14. Terkhiin Tsagaan Nuur
Protected within the Khorgo-Terkhiin Tsagaan Nuur National Park, Terkhiin Tsagaan Nuur is a scenic freshwater lake that spans around 16km long, east to west, and around 4km to 6km wide, north to south. It takes around two hours to walk from Tariat to the northeast corner of the lake (i.e. 6km). Presently having the largest concentration of ger camps, plus some shops selling drinks, snacks and cooking provisions makes it perfect for camping for visitors.

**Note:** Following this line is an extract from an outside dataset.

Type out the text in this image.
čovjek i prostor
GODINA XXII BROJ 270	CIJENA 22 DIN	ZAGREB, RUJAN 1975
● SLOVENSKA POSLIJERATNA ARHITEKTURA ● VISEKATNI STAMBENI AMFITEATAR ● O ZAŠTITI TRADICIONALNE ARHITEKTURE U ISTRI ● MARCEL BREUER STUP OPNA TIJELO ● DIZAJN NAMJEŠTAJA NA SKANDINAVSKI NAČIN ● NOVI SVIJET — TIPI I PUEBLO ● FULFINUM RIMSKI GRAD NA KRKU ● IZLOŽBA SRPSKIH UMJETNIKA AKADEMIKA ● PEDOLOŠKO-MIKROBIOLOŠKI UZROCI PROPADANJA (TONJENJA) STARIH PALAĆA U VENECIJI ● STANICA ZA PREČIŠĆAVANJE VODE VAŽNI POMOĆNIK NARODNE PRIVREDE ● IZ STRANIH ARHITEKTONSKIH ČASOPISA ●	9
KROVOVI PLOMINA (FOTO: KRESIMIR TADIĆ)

According to legends, this lake was formed when an elderly couple forgot to cap a well after fetching water, resulting in the valley being flooded until a local hero shot the nearby mountain peak with an arrow and the shorn top covered the well that then resulted in becoming an island in the lake (Noriin Dund Tolgoi). Another, more plausible, the theory is that it was formed by lava flows from a volcanic eruption many millenniums ago.
15. Gobi Desert
The Gobi Desert is the largest desert and brushland in Asia and one of the uppermost sites in Mongolia. This desolated part of Mongolia is a huge stretch of land not only made up of massive dunes but also green mountains and was home to the largest dinosaur bones ever discovered. The UNESCO designated the Great Gobi as the fourth largest Biosphere Reserve in the world in 1991 though the area is often imagined as a lifeless desert as most deserts around the world while the Mongolians contemplate that there are 33 different Gobi, where sandy desert occupies only 3 percent of the total territory.